En España, los distintos Parlamentos no son protagonistas en la elaboración de los presupuestos.
No se puede negar a los antiguos próceres que redactaron las primeras constituciones su perspicacia y capacidad para trenzar los mimbres de los presupuestos generales del Estado y del procedimiento para su aprobación. Basta asomarse a nuestra recientemente conmemorada Constitución de Cádiz de 1812 -a su artículo 341, entre otros- para ver allí establecidas las bases de los presupuestos aún de nuestros días: equilibrado reparto de competencias entre legislativo y ejecutivo, un solo presupuesto, en el que estuvieran todos los gastos y las contribuciones necesarias para llenarlos, la prohibición de gastar más de lo previsto, etc.
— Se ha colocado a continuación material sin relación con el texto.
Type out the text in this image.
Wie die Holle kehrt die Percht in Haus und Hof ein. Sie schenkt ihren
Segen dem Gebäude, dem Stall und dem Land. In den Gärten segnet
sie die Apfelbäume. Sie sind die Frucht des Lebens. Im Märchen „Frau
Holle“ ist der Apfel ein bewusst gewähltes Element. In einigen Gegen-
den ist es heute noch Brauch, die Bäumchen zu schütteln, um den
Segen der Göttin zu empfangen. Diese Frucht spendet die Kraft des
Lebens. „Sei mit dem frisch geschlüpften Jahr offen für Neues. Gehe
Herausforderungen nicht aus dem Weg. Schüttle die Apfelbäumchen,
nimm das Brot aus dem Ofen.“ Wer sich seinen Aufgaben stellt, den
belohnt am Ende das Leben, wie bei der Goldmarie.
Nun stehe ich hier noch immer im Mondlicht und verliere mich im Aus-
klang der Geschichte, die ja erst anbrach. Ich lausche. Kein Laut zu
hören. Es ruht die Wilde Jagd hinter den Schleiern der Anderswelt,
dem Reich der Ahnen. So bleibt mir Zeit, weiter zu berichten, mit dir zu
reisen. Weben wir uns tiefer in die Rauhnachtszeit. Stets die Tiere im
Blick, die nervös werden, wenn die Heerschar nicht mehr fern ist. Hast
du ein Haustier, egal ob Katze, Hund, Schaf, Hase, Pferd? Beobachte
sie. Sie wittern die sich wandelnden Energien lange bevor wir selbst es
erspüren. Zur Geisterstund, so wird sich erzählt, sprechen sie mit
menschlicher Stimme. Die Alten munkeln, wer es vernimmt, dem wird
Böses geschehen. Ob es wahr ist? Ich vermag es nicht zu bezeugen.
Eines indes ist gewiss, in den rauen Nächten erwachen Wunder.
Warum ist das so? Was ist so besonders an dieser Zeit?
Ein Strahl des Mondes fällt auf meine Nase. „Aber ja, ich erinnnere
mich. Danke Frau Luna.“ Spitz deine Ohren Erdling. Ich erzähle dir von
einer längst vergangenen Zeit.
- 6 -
Este modelo estaba basado originariamente en una cierta preponderancia del legislativo como poder representativo sobre el ejecutivo. Algunos expertos hablan de que, desde un punto de vista histórico, podrían diferenciarse en la evolución de las instituciones presupuestarias tres etapas: una primera, en la que los parlamentos detentaban la supremacía; una segunda mucho más larga, en la que el ejecutivo fue adquiriendo el protagonismo a medida en que declinaba el del legislativo; y, finalmente, una tercera, que se estaría produciendo actualmente en algunos países desarrollados a través de fórmulas distintas -mayorías cualificadas, votación separada de ciertas magnitudes, nuevos instrumentos de control, etc.-, y en la que el parlamento vuelve a recuperar terreno y vuelve a representar un papel central en el procedimiento presupuestario.
La aproximación al panorama internacional permite observar que hay una coincidencia casi completa entre los países cuyos parlamentos han logrado revitalizar su papel en el procedimiento presupuestario y aquellos en los que ya se han promulgado normas para favorecer la transparencia fiscal y la responsabilidad de los gestores. En varios de ellos, además, hace ya de esto bastante más de una década.
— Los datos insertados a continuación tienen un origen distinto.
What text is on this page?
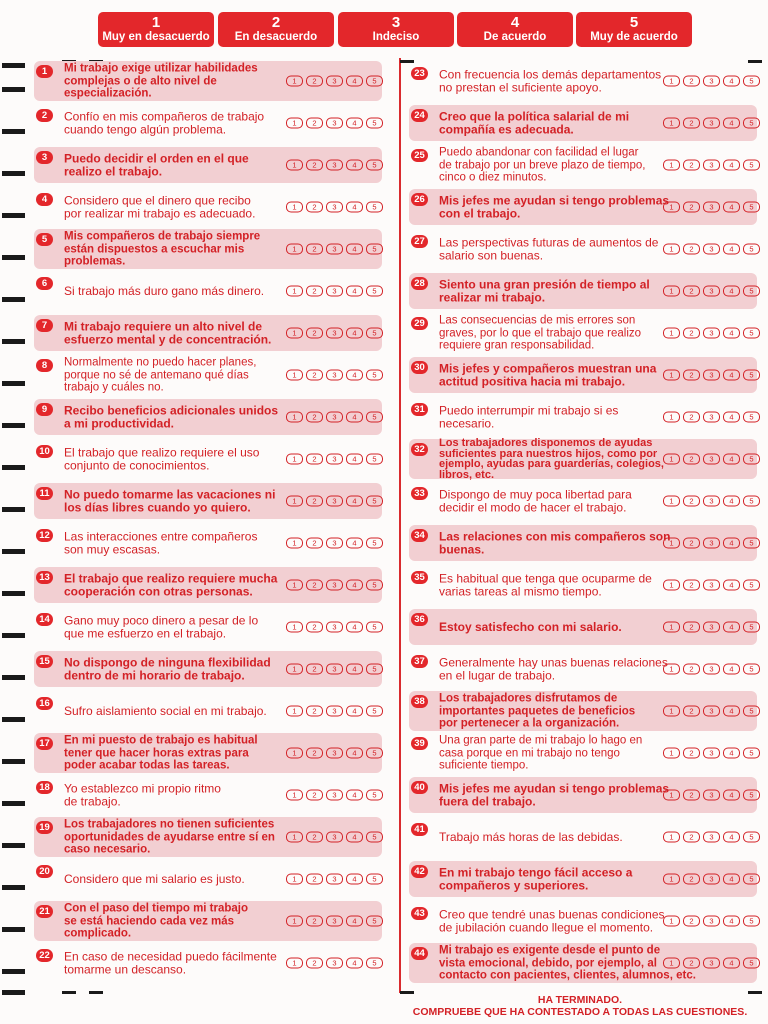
1
Muy en desacuerdo
2
En desacuerdo
3
Indeciso
4
De acuerdo
5
Muy de acuerdo
1	Mi trabajo exige utilizar habilidades
complejas o de alto nivel de
especialización.
1	2	3	4	5
2	Confío en mis compañeros de trabajo
cuando tengo algún problema.	1	2	3	4	5
3	Puedo decidir el orden en el que
realizo el trabajo.	1	2	3	4	5
4	Considero que el dinero que recibo
por realizar mi trabajo es adecuado.	1	2	3	4	5
5	Mis compañeros de trabajo siempre
están dispuestos a escuchar mis
problemas.
1	2	3	4	5
6
Si trabajo más duro gano más dinero.	1	2	3	4	5
7	Mi trabajo requiere un alto nivel de
esfuerzo mental y de concentración.	1	2	3	4	5
8	Normalmente no puedo hacer planes,
porque no sé de antemano qué días
trabajo y cuáles no.
1	2	3	4	5
9	Recibo beneficios adicionales unidos
a mi productividad.	1	2	3	4	5
10 El trabajo que realizo requiere el uso
conjunto de conocimientos.	1	2	3	4	5
11 No puedo tomarme las vacaciones ni
los días libres cuando yo quiero.	1	2	3	4	5
12 Las interacciones entre compañeros
son muy escasas.	1	2	3	4	5
13 El trabajo que realizo requiere mucha
cooperación con otras personas.	1	2	3	4	5
14 Gano muy poco dinero a pesar de lo
que me esfuerzo en el trabajo.	1	2	3	4	5
15 No dispongo de ninguna flexibilidad
dentro de mi horario de trabajo.	1	2	3	4	5
16
Sufro aislamiento social en mi trabajo.	1	2	3	4	5
17 En mi puesto de trabajo es habitual
tener que hacer horas extras para
poder acabar todas las tareas.
1	2	3	4	5
18 Yo establezco mi propio ritmo
de trabajo.	1	2	3	4	5
19 Los trabajadores no tienen suficientes
oportunidades de ayudarse entre sí en
caso necesario.
1	2	3	4	5
20
Considero que mi salario es justo.	1	2	3	4	5
21 Con el paso del tiempo mi trabajo
se está haciendo cada vez más
complicado.
1	2	3	4	5
22 En caso de necesidad puedo fácilmente
tomarme un descanso.	1	2	3	4	5
23 Con frecuencia los demás departamentos
no prestan el suficiente apoyo.	1	2	3	4	5
24 Creo que la política salarial de mi
compañía es adecuada.	1	2	3	4	5
25 Puedo abandonar con facilidad el lugar
de trabajo por un breve plazo de tiempo,
cinco o diez minutos.
1	2	3	4	5
26 Mis jefes me ayudan si tengo problemas
con el trabajo.	1	2	3	4	5
27 Las perspectivas futuras de aumentos de
salario son buenas.	1	2	3	4	5
28 Siento una gran presión de tiempo al
realizar mi trabajo.	1	2	3	4	5
29 Las consecuencias de mis errores son
graves, por lo que el trabajo que realizo
requiere gran responsabilidad.
1	2	3	4	5
30 Mis jefes y compañeros muestran una
actitud positiva hacia mi trabajo.	1	2	3	4	5
31 Puedo interrumpir mi trabajo si es
necesario.	1	2	3	4	5
32
Los trabajadores disponemos de ayudas
suficientes para nuestros hijos, como por
ejemplo, ayudas para guarderías, colegios,
libros, etc.
1	2	3	4	5
33 Dispongo de muy poca libertad para
decidir el modo de hacer el trabajo.	1	2	3	4	5
34 Las relaciones con mis compañeros son
buenas.	1	2	3	4	5
35 Es habitual que tenga que ocuparme de
varias tareas al mismo tiempo.	1	2	3	4	5
36
Estoy satisfecho con mi salario.	1	2	3	4	5
37 Generalmente hay unas buenas relaciones
en el lugar de trabajo.	1	2	3	4	5
38 Los trabajadores disfrutamos de
importantes paquetes de beneficios
por pertenecer a la organización.
1	2	3	4	5
39 Una gran parte de mi trabajo lo hago en
casa porque en mi trabajo no tengo
suficiente tiempo.
1	2	3	4	5
40 Mis jefes me ayudan si tengo problemas
fuera del trabajo.	1	2	3	4	5
41
Trabajo más horas de las debidas.	1	2	3	4	5
42 En mi trabajo tengo fácil acceso a
compañeros y superiores.	1	2	3	4	5
43 Creo que tendré unas buenas condiciones
de jubilación cuando llegue el momento.	1	2	3	4	5
44 Mi trabajo es exigente desde el punto de
vista emocional, debido, por ejemplo, al
contacto con pacientes, clientes, alumnos, etc.
1	2	3	4	5
HA TERMINADO.
COMPRUEBE QUE HA CONTESTADO A TODAS LAS CUESTIONES.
Pero la cuestión tiene interés no sólo porque significa que el parlamento puede ejercer un mayor control sobre la ejecución del presupuesto, sino también porque tiene mayor participación en las fases iniciales del procedimiento presupuestario, con lo que podría decirse que el presupuesto se hace más representativo, lo que puede suponer, a su vez, una mayor adecuación entre los intereses de quienes sufragan los ingresos y los de quienes deciden los gastos.
No sería aventurado situar al conjunto de España todavía en la segunda fase de esa evolución, en la que ni las Cortes ni los parlamentos autonómicos han conseguido aún ser los protagonistas del procedimiento presupuestario.
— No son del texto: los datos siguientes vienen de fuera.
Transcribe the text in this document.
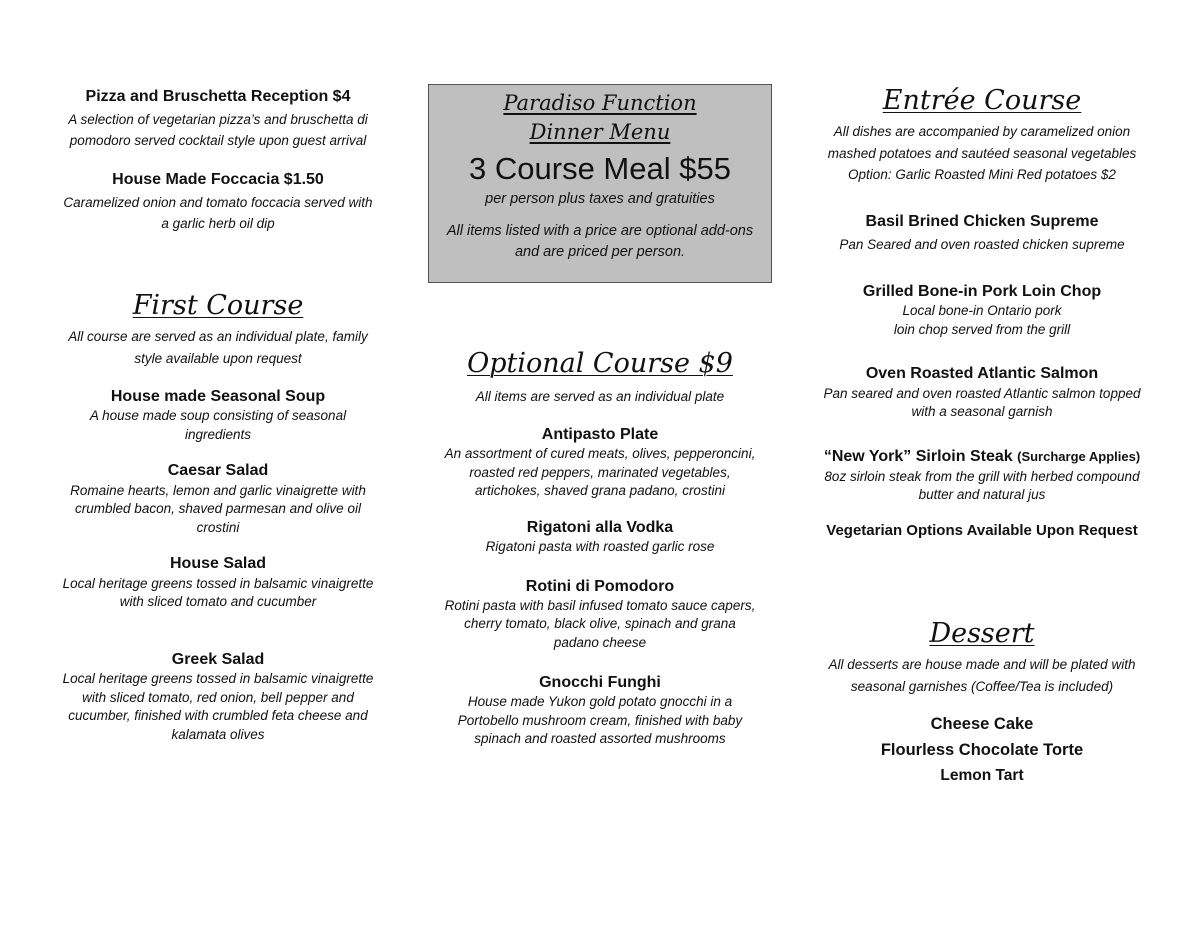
Pizza and Bruschetta Reception $4
A selection of vegetarian pizza’s and bruschetta di
pomodoro served cocktail style upon guest arrival
House Made Foccacia $1.50
Caramelized onion and tomato foccacia served with
a garlic herb oil dip
First Course
All course are served as an individual plate, family
style available upon request
House made Seasonal Soup
A house made soup consisting of seasonal
ingredients
Caesar Salad
Romaine hearts, lemon and garlic vinaigrette with
crumbled bacon, shaved parmesan and olive oil
crostini
House Salad
Local heritage greens tossed in balsamic vinaigrette
with sliced tomato and cucumber
Greek Salad
Local heritage greens tossed in balsamic vinaigrette
with sliced tomato, red onion, bell pepper and
cucumber, finished with crumbled feta cheese and
kalamata olives
Paradiso Function
Dinner Menu
3 Course Meal $55
per person plus taxes and gratuities
All items listed with a price are optional add-ons
and are priced per person.
Optional Course $9
All items are served as an individual plate
Antipasto Plate
An assortment of cured meats, olives, pepperoncini,
roasted red peppers, marinated vegetables,
artichokes, shaved grana padano, crostini
Rigatoni alla Vodka
Rigatoni pasta with roasted garlic rose
Rotini di Pomodoro
Rotini pasta with basil infused tomato sauce capers,
cherry tomato, black olive, spinach and grana
padano cheese
Gnocchi Funghi
House made Yukon gold potato gnocchi in a
Portobello mushroom cream, finished with baby
spinach and roasted assorted mushrooms
Entrée Course
All dishes are accompanied by caramelized onion
mashed potatoes and sautéed seasonal vegetables
Option: Garlic Roasted Mini Red potatoes $2
Basil Brined Chicken Supreme
Pan Seared and oven roasted chicken supreme
Grilled Bone-in Pork Loin Chop
Local bone-in Ontario pork
loin chop served from the grill
Oven Roasted Atlantic Salmon
Pan seared and oven roasted Atlantic salmon topped
with a seasonal garnish
“New York” Sirloin Steak (Surcharge Applies)
8oz sirloin steak from the grill with herbed compound
butter and natural jus
Vegetarian Options Available Upon Request
Dessert
All desserts are house made and will be plated with
seasonal garnishes (Coffee/Tea is included)
Cheese Cake
Flourless Chocolate Torte
Lemon Tart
Y no digamos nada de las Entidades Locales, en las que los presupuestos aprobados por el Pleno sufren modificaciones en algunos casos superiores al 100 por cien de sus previsiones, habiendo ejercicios en los que la media de modificaciones presupuestarias en las Diputaciones, por ejemplo, alcanza el 40 por ciento.
Por no hablar de previsiones de ingresos sobrevaloradas sistemáticamente o de deficiencias graves en el procedimiento de rendición de las cuentas. Por tanto, respecto a algunos subsectores del sector público, cabría decir que vivimos en una etapa preconstitucional.
El asunto merece una profunda revisión para hacer posible la transparencia en sus niveles más primarios. No obstante, conseguir mejorar el papel de los parlamentos y de los plenos, especialmente, pero no solo, de estos últimos, que es donde se producen los períodos de permanencia de una misma orientación política más largos, también debe ser un objetivo prioritario.
No vaya a ser que las contribuciones las paguemos todos, al menos en teoría, pero el gasto y las inversiones se hagan a la larga a favor principalmente de sectores más o menos amplios de la sociedad.